After February 1st, consumers will be asked to pay a refundable deposit when buying bottles and cans with the re-turn logo on them – ranging from 15 cent to 25 cent, depending on size. The 15c deposit will apply to containers of 500mls or less, and a deposit of 25c for each container over 500ml to three litres.

Consumers will receive the deposit back when they return the bottle or can to a designated return point. These return points, which will be either manual or the ‘reverse vending machines’, will be located shops which sell these products.

According to the government, the new scheme will be a ‘circular economy game-changer’ for Ireland, shifting from ‘take, make, dispose’ to returning valuable materials and maximising their use by creating a circular system for high-value plastics and cans. The government estimates that currently, only 60–70% of bottles and cans are recycled.

It says this is due to several factors, including containers being disposed of in general waste bins, containers being discarded, or ending up in landfills due to contamination in the recycling bin. It is estimated that Ireland consumes two billion cans and bottles annually.

The missing 30%, which equates to approximately 600 million containers, goes unrecycled. But, of course, there are no figures for the numbers which are discarded along ditches and on roadsides – a number which seems to be increasing all the time.

There is no talk, either, in all the government publicity documents on the new scheme, if there is any expected increase in the amount of fly-tipping of plastic bottles and cans, if consumers are now expected to dispose of them in shops and other retailers.

They do say that deposit return schemes are a proven success in over 40 other jurisdictions around the world, including 13 countries in Europe. But do other countries have the challenges faced by Ireland, including very reduced operating hours for recycling and waste disposal facilities and very poor resourcing of litter management?

While consumers will be able to continue to recycle other plastics and cardboard as normal, they will need a new bin for these new plastic bottles, and for aluminium and steel cans between 150ml and 3 litres. That means there will be no deposit returned unless they are then physically brought to back to the local retailer to get the refund.

If these new bottles and cans are thrown out with the rest of the recycling, then there will be no deposit returned, obviously. But what happens if a consumer makes the effort of going to one of these retailers only to find them closed, or the machine full?

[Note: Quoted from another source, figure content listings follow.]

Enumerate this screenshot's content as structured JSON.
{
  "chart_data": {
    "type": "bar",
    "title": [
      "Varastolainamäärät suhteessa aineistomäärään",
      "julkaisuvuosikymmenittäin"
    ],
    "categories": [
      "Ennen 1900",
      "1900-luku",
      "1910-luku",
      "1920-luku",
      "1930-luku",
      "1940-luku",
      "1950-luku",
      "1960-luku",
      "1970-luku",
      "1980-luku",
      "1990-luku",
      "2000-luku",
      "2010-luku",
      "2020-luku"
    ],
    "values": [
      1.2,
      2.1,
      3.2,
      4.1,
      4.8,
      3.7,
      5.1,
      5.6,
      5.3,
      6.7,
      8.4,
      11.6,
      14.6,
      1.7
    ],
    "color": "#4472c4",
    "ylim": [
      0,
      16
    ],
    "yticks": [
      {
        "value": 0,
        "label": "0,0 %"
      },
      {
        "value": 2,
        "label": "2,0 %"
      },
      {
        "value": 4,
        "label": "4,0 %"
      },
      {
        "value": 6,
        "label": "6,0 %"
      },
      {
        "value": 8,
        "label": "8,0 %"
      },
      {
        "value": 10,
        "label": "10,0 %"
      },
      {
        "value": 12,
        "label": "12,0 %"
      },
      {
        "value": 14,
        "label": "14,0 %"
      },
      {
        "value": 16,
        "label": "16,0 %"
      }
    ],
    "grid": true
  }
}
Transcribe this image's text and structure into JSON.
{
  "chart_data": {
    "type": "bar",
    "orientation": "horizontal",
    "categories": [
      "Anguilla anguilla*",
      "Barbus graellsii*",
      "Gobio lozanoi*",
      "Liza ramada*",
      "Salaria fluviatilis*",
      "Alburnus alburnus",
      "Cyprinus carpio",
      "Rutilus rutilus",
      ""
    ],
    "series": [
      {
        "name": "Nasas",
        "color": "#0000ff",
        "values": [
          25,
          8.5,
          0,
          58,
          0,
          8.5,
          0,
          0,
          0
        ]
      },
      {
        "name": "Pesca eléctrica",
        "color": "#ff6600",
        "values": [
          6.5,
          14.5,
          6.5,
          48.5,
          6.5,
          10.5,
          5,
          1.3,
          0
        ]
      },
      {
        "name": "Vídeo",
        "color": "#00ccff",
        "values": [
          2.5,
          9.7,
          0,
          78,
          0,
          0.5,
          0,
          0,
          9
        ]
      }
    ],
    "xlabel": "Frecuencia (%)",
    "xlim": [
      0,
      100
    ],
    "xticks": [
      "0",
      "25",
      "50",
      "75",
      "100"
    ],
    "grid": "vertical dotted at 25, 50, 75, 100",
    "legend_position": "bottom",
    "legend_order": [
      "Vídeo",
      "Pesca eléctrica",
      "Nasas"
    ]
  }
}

Is there a back-up plan – eg extra storage capabilities on the retailer’s site, or an outside storage area for out-of-hours returns?

Because the alternative is an even greater increase in fly-tipping on our roadsides. And fly-tipping has a direct effect on tourism, and therefore local economies, and yet we spend so very little time or resources, in this country, on keeping our roadsides and town centres clean, compared with many countries on the continent.

Let’s hope this new initiative has been very well thought-out and won’t lead to even more headaches and clean-ups for our already over-worked Tidy Towns committees.